B. TUJUAN DAN SASARAN

B.1. Tujuan

Tujuan merupakan sesuatu yang ingin dicapai dari setiap misi SKPD, yang dirumuskan bersifat spesifik, realistis, dilengkapi dengan sasaran yang terukur dan dapat dicapai dalam periode yang direncanakan.Tujuan memuat pernyataan tentang hal-hal yang perlu dilakukan untuk mencapai visi dan melaksanakan misi dengan menjawab isu strategis daerah dan permasalahan pembangunan. Berdasarkan visi dan misi yang telah ditetapkan, Biro Keuangan Setda Provinsi Bali menetapkan 1 tujuan, yaitu: Meningkatnya administrasi pengelolaan keuangan daerah sesuai ketentuan yang berlaku

Pengelolaan keuangan daerah yang transparan dan akuntabel yang ingin diwujudkan dalam visi dijabarkan dengan usaha mengembangkan kapasitas pengelolaan keuangan daerah.

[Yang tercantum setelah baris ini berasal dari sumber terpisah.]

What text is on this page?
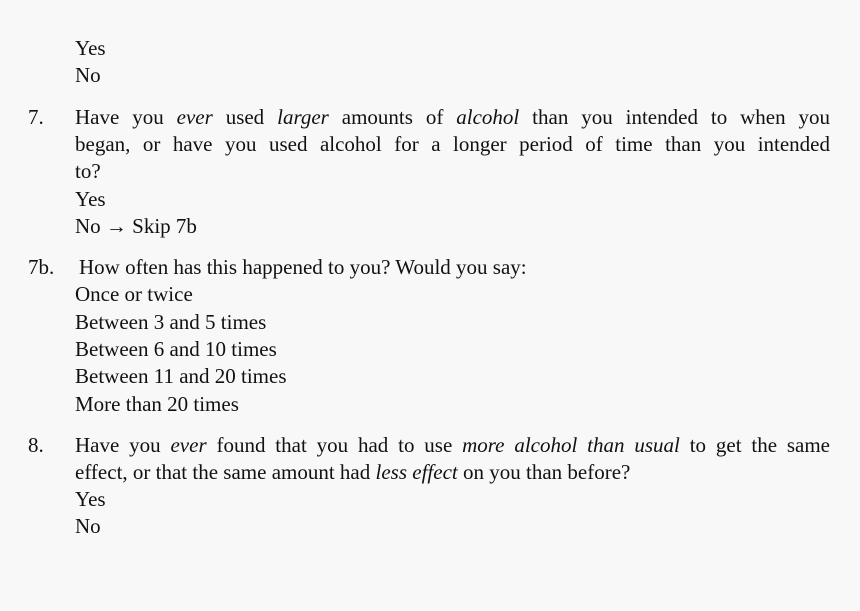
Yes
No
7. Have you ever used larger amounts of alcohol than you intended to when you
began, or have you used alcohol for a longer period of time than you intended
to?
Yes
No → Skip 7b
7b. How often has this happened to you? Would you say:
Once or twice
Between 3 and 5 times
Between 6 and 10 times
Between 11 and 20 times
More than 20 times
8. Have you ever found that you had to use more alcohol than usual to get the same
effect, or that the same amount had less effect on you than before?
Yes
No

Tujuan pengembangan kapasitas pengelolaan keuangan tersebut difokuskan dengan usaha yang kontinyu meningkatkan pengelolaan administrasi keuangan daerah. Pengelolaan administrasi pengelolaan keuangan daerah meliputi penerbitan peraturan daerah, peraturan gubernur, dan Keputusan Gubernur tentang pengelolaan keuangan daerah sesuai amanat peraturan perundang-undangan. Pengelolaan dokumen lain yang menjadi unggulan Biro Keuangan Setda Provinsi Bali adalah penyusunan Rancangan Perda APBD (Induk, Perubahan, dan Pertanggungjawaban Pelaksanaan), Evaluasi Rancangan Perda dan Ranperbup/Ranperwali Kabupaten/Kota,  serta penerbitan SP2D tepat waktu maksimal 2 hari setelah SPM diterima. Pengelolaan administrasi keuangan daerah yang dilakukan secara efektif dan efisien akan memperlancar program pembangunan Bali Mandara Jilid II, sehingga pelayanan dapat diberikan secara optimal untuk meningkatkan kesejahteraan masyarakat Bali.

 

B.2. Sasaran

Sasaran adalah hasil yang diharapkan dari suatu tujuan yang diformulasikan secara terukur spesifik, mudah dicapai, rasional, untuk dapat dilaksanakan dalam jangka waktu 5 tahun. Tujuan dan sasaran adalah tahapan perumusan sasaran strategis yang menunjukkan tingkat prioritas tertinggi dalam perencanaan pembangunan jangka menengah daerah. Yang selanjutnnya akan menjadi dasar penyusunan kinerja pembangunan daerah secara keseluruhan. Berdasarkan tujuan yang telah ditetapkan, ditentukan 2 sasaran untuk mencapai tujuan dalam 5 tahun ke depan, yaitu:

1.     Optimalnya waktu penyusunan Ranperda (APBD dan APBD Perubahan) Provinsi Bali sesuai ketentuan yang berlaku.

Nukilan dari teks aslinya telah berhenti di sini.